What are the differences, advantages/disadvantages to 3-D matrices?
Lets start with the advantages. When we grow cells the way most people do, by placing them in a dish and allowing them to attach we are growing cells in 2D. As you are aware few cells in the body grow in 2D, they actually grow in 3D. The idea behind 3D culture is to mimic the natural environment of the cell most closely making cell cultures more authentic in both structure and function. Cells growing in 2D have unlimited access to nutrients from the media above and the ability to remove waste products directly into the media. We also now know that cell-cell attachment and cell-matrix attachment are signal transducers and affect gene expression. As an example, Dr.

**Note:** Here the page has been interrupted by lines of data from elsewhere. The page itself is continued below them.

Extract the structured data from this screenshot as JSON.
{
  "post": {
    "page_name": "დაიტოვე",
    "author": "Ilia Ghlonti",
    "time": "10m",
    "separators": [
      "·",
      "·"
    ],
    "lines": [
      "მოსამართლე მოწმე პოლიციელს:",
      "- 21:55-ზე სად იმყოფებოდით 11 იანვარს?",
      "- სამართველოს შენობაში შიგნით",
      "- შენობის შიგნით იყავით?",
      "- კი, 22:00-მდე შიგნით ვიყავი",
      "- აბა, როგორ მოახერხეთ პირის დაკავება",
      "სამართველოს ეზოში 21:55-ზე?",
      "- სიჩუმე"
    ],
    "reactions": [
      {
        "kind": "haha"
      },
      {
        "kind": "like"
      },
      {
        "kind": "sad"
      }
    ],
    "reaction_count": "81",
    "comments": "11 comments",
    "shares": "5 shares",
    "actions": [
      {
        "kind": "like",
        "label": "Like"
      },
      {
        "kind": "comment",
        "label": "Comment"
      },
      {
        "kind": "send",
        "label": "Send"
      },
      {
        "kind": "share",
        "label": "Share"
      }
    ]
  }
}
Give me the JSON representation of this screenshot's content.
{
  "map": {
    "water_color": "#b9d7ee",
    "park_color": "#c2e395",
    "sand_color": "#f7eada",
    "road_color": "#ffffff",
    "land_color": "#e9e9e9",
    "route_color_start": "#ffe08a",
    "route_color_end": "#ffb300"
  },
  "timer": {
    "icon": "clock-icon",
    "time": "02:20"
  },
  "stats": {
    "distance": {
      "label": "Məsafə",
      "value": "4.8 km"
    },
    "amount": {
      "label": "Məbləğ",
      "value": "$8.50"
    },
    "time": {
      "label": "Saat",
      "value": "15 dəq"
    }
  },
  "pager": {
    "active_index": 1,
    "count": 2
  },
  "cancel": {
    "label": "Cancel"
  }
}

Sangeeta Bhatia at M.I.T. has developed a system where rat hepatocyte cells are placed to mimic the natural organization of liver cells and has built a complete miniaturized ex vivo liver for drug metabolism studies (The Scientist May 1, 2013). Her approach is slightly different than 3D culture but it does point to the cell organization-funtion relationship. Others have shown how intestinal cells grown in 2D do not uptake blood pressure drugs because the bottom of the cells is where uptake occurs. In 2D cultures the bottom portion of the cell is not structurally relevant for uptake. In 3D culture uptake occurs.

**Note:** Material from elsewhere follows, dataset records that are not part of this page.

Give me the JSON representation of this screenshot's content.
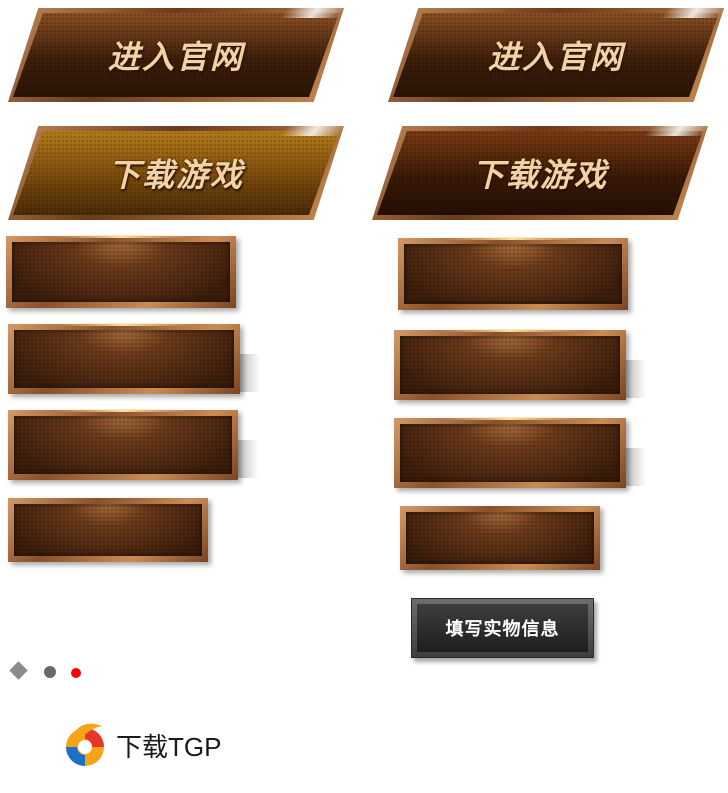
{
  "buttons": {
    "enter_site_label": "进入官网",
    "download_game_label": "下载游戏",
    "fill_info_label": "填写实物信息"
  },
  "tgp": {
    "label": "下载TGP"
  },
  "indicators": {
    "active_color": "#ff0000",
    "inactive_color": "#6a6a6a"
  }
}
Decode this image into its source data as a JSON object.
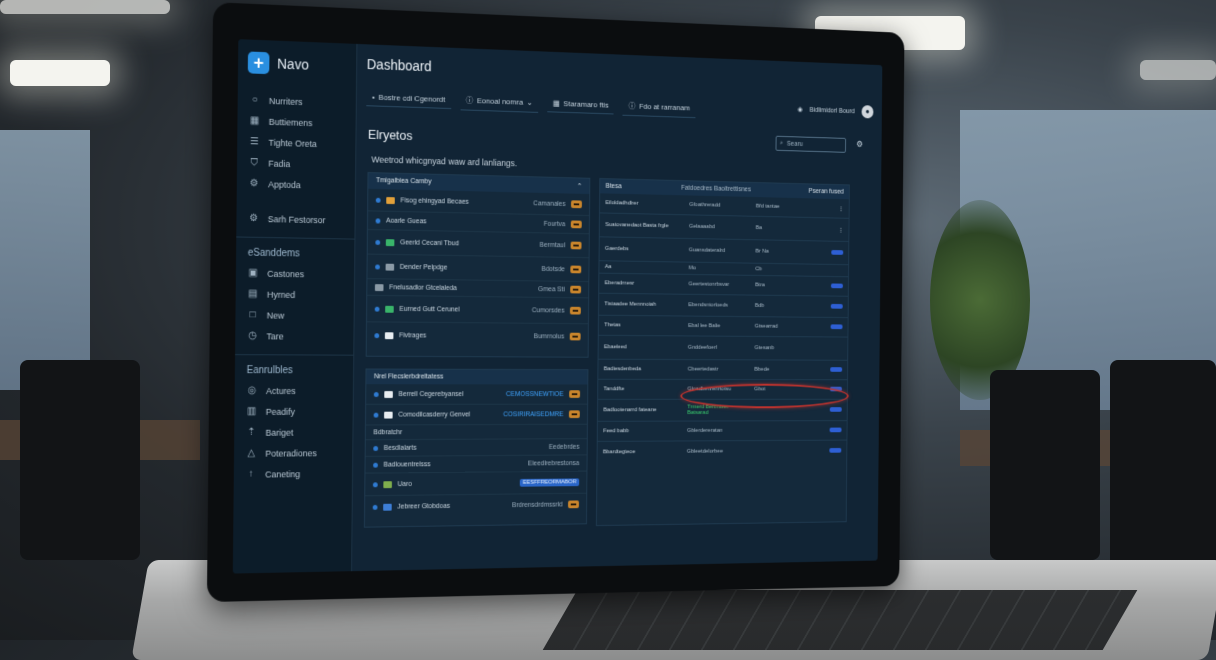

On the downside, people have found some disadvantages to 3D culture but these disadvantages are being overcome by innovation. Some matrices are made from animal origin components which may make implementation for clinical work difficult. Some matrices made from tissue such as basement membrane extracts, can contain unknown or unwanted components like growth factors or viruses. Other matrices allow for attachment but not efficient removal of the cells making assay development difficult. To overcome these problems Gibco's AlgiMatrix 3D culture System are completely animal origin free. As the name implies, AlgiMatrix 3D is made from algae and once the cells are grown, the 3D matrix can be dissolved using a dissolving buffer, liberating the cells for assays or whatever is needed. Other approaches to minimize these potential problems have resulted in matrix-free 3D culture. N3DBIO's Bio-Assembler System actually levitates cells causing them to cluster together as groups making them have 3D contact without using a physical matrix. N3DBIO accomplishes this by providing a solution containing nanomagnetic particles that are incubated with the cells in culture. During a several hour incubation the magnetic particles are taken up by the cells. Once a supplied magnet is suspended above the wells the cells levitate together and grow as a cluster of cells in 3D.